Attacks are Forwarded: Breaking the Isolation of MicroVM-based Containers Through Operation Forwarding

People proposed to use virtualization techniques to reinforce the isolation between containers. In the design, each container runs inside a lightweight virtual machine (called microVM). MicroVM-based containers benefit from both the security of microVM and the high efficiency of the container, and thus are widely used on the public cloud.

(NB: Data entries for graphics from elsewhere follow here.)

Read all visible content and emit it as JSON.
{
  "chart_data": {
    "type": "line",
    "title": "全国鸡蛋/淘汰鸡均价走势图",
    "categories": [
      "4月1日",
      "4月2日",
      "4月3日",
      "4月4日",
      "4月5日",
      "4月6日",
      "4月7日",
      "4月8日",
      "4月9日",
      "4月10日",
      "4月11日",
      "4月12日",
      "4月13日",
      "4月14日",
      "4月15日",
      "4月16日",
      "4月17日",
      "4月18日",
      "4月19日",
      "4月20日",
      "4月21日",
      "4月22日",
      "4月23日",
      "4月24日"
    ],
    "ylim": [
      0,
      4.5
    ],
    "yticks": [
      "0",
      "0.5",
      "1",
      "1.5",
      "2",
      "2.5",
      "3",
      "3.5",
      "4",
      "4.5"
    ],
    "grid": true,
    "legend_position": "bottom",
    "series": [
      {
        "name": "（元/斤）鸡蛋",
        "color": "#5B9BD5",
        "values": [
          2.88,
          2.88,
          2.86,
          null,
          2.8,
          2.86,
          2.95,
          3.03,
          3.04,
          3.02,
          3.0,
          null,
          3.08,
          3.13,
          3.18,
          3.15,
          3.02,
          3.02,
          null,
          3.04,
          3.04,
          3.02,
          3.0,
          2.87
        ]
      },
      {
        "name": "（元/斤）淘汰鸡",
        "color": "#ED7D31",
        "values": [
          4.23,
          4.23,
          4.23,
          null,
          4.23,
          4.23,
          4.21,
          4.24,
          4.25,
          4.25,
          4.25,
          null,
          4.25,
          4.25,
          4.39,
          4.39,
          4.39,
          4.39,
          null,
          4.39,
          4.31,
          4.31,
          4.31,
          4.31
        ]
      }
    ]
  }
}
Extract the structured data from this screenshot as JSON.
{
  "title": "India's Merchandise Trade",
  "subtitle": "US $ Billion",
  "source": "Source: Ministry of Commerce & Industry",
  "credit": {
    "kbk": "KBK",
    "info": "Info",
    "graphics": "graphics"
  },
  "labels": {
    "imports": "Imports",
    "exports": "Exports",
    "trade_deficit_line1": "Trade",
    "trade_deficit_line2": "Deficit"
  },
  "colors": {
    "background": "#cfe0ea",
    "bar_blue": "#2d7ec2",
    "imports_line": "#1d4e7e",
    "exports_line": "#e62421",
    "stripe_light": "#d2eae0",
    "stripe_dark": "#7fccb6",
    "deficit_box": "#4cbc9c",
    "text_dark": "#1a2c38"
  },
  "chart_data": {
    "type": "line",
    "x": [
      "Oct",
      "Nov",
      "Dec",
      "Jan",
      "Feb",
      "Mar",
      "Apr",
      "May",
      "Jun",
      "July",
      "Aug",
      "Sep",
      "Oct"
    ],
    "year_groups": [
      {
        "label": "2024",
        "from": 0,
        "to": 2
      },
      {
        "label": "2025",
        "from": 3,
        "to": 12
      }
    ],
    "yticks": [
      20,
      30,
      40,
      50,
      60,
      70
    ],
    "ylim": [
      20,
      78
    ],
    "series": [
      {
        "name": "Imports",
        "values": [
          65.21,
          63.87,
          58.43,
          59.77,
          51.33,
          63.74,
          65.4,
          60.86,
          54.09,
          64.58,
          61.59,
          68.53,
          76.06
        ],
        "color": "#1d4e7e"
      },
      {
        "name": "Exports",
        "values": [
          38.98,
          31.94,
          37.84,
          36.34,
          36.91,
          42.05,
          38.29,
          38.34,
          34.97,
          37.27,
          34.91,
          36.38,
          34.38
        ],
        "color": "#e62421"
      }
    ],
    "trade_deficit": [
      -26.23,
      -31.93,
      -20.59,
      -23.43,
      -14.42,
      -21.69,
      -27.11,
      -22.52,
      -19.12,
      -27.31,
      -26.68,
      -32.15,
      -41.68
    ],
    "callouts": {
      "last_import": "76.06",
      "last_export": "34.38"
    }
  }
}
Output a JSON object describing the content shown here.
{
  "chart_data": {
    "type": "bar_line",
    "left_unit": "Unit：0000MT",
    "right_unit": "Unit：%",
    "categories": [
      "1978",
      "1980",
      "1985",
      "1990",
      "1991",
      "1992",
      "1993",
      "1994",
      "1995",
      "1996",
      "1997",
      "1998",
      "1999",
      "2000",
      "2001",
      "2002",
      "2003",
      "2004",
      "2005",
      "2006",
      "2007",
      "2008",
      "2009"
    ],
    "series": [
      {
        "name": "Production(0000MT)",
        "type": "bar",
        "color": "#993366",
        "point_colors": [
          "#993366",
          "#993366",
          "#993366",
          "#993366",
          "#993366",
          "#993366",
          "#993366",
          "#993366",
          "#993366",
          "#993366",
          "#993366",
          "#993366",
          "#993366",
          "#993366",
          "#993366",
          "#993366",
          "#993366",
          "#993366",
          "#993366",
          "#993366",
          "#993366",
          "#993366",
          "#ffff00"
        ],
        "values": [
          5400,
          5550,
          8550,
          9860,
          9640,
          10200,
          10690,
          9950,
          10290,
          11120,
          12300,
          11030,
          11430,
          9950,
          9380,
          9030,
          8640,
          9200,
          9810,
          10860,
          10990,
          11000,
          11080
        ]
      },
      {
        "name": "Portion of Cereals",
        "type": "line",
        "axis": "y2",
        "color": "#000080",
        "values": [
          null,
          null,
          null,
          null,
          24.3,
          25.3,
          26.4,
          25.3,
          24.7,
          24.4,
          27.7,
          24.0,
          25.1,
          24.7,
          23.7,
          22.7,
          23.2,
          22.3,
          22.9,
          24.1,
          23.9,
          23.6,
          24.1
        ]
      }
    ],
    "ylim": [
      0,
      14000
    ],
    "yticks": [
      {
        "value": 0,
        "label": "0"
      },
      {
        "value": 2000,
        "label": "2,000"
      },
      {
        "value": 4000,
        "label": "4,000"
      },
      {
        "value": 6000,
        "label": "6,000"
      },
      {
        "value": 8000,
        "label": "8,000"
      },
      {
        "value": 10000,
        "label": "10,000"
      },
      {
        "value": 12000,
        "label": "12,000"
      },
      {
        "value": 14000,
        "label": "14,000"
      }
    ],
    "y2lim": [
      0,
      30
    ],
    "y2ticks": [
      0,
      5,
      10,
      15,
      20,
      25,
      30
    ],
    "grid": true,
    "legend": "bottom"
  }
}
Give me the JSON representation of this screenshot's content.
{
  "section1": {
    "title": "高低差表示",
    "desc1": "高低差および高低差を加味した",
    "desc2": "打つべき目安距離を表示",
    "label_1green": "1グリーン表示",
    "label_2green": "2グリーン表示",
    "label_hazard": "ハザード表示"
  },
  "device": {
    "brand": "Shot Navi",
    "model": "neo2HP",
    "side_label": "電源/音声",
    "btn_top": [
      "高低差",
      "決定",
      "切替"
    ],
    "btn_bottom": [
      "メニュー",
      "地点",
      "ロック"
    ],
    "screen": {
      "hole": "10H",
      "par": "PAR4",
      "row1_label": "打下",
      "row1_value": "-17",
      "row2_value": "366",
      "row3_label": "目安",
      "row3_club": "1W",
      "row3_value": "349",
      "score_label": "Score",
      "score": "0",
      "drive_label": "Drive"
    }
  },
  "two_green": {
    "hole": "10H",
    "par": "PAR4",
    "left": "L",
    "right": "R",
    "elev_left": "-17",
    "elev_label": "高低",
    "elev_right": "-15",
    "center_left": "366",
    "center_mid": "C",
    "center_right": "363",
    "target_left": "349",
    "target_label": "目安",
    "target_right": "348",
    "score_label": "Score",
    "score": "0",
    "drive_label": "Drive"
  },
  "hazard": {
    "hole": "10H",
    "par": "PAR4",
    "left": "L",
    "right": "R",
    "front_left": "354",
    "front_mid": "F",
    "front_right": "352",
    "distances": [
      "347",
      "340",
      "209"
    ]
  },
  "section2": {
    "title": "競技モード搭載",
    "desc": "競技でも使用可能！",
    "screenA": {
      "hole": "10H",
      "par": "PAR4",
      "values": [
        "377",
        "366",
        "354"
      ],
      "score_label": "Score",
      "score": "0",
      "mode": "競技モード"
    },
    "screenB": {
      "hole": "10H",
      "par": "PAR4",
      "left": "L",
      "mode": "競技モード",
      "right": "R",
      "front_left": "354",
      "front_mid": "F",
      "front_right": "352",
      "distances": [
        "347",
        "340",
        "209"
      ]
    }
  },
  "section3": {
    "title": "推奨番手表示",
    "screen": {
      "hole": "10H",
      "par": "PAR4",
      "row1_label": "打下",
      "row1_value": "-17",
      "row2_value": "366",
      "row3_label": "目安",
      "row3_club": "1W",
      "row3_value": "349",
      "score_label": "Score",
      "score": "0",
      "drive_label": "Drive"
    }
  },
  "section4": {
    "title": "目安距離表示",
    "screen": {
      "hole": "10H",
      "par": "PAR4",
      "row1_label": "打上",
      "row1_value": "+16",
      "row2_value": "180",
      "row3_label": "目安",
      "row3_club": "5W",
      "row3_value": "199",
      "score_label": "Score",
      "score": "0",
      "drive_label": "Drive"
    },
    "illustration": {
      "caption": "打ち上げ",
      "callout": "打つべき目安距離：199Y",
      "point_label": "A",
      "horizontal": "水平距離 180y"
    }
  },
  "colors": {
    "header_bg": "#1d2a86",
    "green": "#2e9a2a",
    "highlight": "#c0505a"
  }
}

However, in this paper, we demonstrate a new attack surface that can be exploited to break the isolation of the microVM-based container, called operation forwarding attacks. Our key observation is that certain operations of the microVM-based container are forwarded to host system calls and host kernel functions. The attacker can leverage the operation forwarding to exploit the host kernel’s vulnerabilities and exhaust host resources. To fully understand the security risk of operation forwarding attacks, we divide the components of the microVM-based container into three layers according to their functionalities and present corresponding attacking strategies to exploit the operation forwarding of each layer. Moreover, we design eight attacks against Kata Containers and Firecracker-based containers and conduct experiments on the local environment, AWS, and Alibaba Cloud. Our results show that the attacker can trigger potential privilege escalation, downgrade 93.4% IO performance and 75.0% CPU performance of the victim container, and even crash the host. We further give security suggestions for mitigating these attacks.